ERP Systems Get Your Business in Alignment
- Written By: John O’Hara
- Blog Post Blurb: If you want to scale, you need systems that are scalable. An ERP is that scalable system businesses need to align processes with strategy across divisions.
- Blog Post Offer 1 Description: Start growing your business with the right technology.
- Blog Post Offer 1 Link: https://meetings.hubspot.com/andrea-hill/15-minute-consult-with-andrea
When we think of ERP systems (and we think a lot about ERP systems), we tend to imagine the complex systems that coordinate the operations of massive enterprises employing thousands of people across multiple divisions around the country or the world. It’s right there in the name: Enterprise Resource Planning. It’s time to rethink the ERP system. It’s not just for enterprise-sized businesses anymore. If you run a small business and your goals involve growth, you probably need an ERP.
Microbusinesses with one or just a few employees might get by for a while without clearly mapped processes. For these businesses, scattered recordkeeping, disorganized folders, and working from spreadsheets with inconsistent formatting might be not much more than a nuisance and a source of minor frustration. But if you want to grow beyond “just getting by” and become a fully fledged small business or a mid-sized business employing 100 people or more, you’ll need to centralize your data and operations as soon as possible.
If you want to scale, you need systems that are scalable. An ERP is that scalable system every small or medium-sized business needs to reduce errors, improve efficiency, automate all of those little administrative tasks that take up a lot of your time, and most importantly, align your strategy with your goals and the operations of every department, now and into the future.
Alignment Is Not Just for Cars
Small businesses often have to overcome two distinct hurdles as they grow. The first is that the founder is used to doing a little bit of everything. They know how everything works, and everything funnels through them. The second is that as the company grows and employees are more left to their own devices, each department starts to develop its own processes if clear processes weren’t already laid down. This could lead to information silos and departments working toward their own goals in isolation. A business whose employees are working at cross purposes because they have no single source of truth is a business that is out of alignment.
When your car is out of alignment, you’ll find yourself tugging the steering wheel to the left just to keep the car going straight. The car wants to go to the right, you want it to go straight, and you end up wearing out your tires, using more gas, and causing damage to your tie rods, ball joints, and other parts you swear your mechanic is just making up on the spot so he can charge you more for repairs.
When parts of your business are out of alignment, they are pulling in different directions. You want your business to run straight in the direction of growth. Without an ERP system, marketing might have their own ideas of how to get there, and each member of the sales team might be using their own messaging that has nothing to do with the messages being pushed by marketing, and product development teams might not be listening to feedback from sales or customer support. Everyone has their own idea of how to do things.

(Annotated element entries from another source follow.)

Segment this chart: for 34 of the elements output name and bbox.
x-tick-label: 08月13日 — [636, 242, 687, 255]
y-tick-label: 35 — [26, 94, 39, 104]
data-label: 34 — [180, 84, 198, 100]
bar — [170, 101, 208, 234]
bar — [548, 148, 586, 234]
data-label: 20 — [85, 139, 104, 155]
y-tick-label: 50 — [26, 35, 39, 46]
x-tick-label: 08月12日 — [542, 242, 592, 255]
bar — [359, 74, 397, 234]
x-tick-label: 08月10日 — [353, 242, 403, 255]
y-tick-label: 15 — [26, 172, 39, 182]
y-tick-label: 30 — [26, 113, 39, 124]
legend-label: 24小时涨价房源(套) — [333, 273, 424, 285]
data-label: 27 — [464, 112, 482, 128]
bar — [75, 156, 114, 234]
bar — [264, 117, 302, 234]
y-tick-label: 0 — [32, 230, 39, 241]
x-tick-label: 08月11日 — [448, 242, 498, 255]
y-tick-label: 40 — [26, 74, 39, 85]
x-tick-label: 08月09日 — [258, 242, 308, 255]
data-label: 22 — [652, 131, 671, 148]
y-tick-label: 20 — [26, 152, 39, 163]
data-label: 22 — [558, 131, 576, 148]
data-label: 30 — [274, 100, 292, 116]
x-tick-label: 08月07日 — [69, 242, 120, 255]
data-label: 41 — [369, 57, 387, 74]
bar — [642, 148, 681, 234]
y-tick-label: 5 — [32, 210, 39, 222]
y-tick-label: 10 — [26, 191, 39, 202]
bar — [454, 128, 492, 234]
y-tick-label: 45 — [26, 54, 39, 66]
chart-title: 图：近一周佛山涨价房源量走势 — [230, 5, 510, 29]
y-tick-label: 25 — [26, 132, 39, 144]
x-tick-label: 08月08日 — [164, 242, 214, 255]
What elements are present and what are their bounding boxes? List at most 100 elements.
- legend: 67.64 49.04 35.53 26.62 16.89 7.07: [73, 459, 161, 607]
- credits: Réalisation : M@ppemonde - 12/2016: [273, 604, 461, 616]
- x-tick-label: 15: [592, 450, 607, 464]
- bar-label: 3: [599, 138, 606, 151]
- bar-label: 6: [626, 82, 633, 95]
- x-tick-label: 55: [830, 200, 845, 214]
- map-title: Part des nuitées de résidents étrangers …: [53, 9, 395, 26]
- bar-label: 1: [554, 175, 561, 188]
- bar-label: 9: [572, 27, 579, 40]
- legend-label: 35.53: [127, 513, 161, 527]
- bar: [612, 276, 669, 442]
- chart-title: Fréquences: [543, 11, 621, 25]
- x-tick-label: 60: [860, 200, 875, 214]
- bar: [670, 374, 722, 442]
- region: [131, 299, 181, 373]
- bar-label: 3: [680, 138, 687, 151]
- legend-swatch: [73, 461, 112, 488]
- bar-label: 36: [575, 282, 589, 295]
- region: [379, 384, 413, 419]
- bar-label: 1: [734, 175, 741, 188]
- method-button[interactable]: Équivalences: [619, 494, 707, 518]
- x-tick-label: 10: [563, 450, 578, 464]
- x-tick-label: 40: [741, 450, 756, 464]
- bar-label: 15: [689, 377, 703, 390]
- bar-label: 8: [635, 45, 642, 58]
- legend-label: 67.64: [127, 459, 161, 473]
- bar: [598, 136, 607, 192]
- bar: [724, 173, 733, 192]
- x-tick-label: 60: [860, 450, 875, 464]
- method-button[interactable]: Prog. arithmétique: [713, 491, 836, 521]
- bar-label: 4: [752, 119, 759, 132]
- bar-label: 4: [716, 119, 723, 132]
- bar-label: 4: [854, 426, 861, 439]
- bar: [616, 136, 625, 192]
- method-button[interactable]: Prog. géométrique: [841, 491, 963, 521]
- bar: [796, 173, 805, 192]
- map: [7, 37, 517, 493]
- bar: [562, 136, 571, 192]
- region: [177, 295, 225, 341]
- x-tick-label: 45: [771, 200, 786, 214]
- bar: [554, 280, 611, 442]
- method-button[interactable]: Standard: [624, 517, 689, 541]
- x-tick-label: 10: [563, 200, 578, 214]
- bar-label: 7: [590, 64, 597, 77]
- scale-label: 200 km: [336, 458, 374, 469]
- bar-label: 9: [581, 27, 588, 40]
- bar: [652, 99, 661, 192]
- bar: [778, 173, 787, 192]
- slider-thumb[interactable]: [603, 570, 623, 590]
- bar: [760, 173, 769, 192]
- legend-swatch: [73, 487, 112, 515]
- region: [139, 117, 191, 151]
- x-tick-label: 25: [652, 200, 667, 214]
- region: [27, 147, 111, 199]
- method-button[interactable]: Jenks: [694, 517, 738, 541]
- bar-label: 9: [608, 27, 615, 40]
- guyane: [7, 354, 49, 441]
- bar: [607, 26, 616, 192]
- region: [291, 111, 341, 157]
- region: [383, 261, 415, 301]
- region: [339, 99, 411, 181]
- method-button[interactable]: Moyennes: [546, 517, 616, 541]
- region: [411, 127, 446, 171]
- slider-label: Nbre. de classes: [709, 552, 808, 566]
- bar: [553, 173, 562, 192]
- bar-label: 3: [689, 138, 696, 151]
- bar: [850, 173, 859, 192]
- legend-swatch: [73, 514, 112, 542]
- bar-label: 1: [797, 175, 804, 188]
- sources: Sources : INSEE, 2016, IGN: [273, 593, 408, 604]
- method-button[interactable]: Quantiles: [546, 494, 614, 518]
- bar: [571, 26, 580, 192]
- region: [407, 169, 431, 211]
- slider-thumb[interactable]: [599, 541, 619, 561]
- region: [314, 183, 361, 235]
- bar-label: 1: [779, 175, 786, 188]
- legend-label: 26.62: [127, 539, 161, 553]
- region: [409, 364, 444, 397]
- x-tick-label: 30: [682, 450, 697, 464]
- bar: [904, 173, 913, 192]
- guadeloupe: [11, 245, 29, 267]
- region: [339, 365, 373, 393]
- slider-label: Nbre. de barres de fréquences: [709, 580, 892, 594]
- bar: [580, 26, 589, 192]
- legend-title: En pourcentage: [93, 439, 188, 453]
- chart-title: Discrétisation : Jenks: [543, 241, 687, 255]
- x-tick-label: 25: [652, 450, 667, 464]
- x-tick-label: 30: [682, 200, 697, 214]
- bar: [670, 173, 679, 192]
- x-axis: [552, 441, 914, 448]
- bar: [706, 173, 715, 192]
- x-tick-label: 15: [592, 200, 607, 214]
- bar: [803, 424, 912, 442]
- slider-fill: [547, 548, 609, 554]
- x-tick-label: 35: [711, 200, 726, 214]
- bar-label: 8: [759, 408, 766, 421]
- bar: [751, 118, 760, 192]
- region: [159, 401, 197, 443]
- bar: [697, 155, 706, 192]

Implemented correctly, an ERP system brings all of the parts of your business into alignment. It centralizes data and integrates all of these individual systems and processes into a single platform, where each department and team can communicate, collaborate, access the most up-to-date information, and work from the same playbook. This level of integration gets operations, sales, and marketing all working toward the same goal and putting out a unified message to customers.
The ERP Mindset
ERP systems don’t just do this on their own. ERP isn’t just a piece of software; it’s a mindset. It’s a commitment to a better way of running your business, and the shift to an ERP mindset has to occur before you install an ERP system. The first step is to set yourself up for a successful implementation. That means developing a growth strategy, setting goals, and developing the frameworks across all departments to help you meet those goals. Once your strategy is in place, an ERP system becomes the “brain” that keeps the many-limbed creature that is your business moving in the same direction.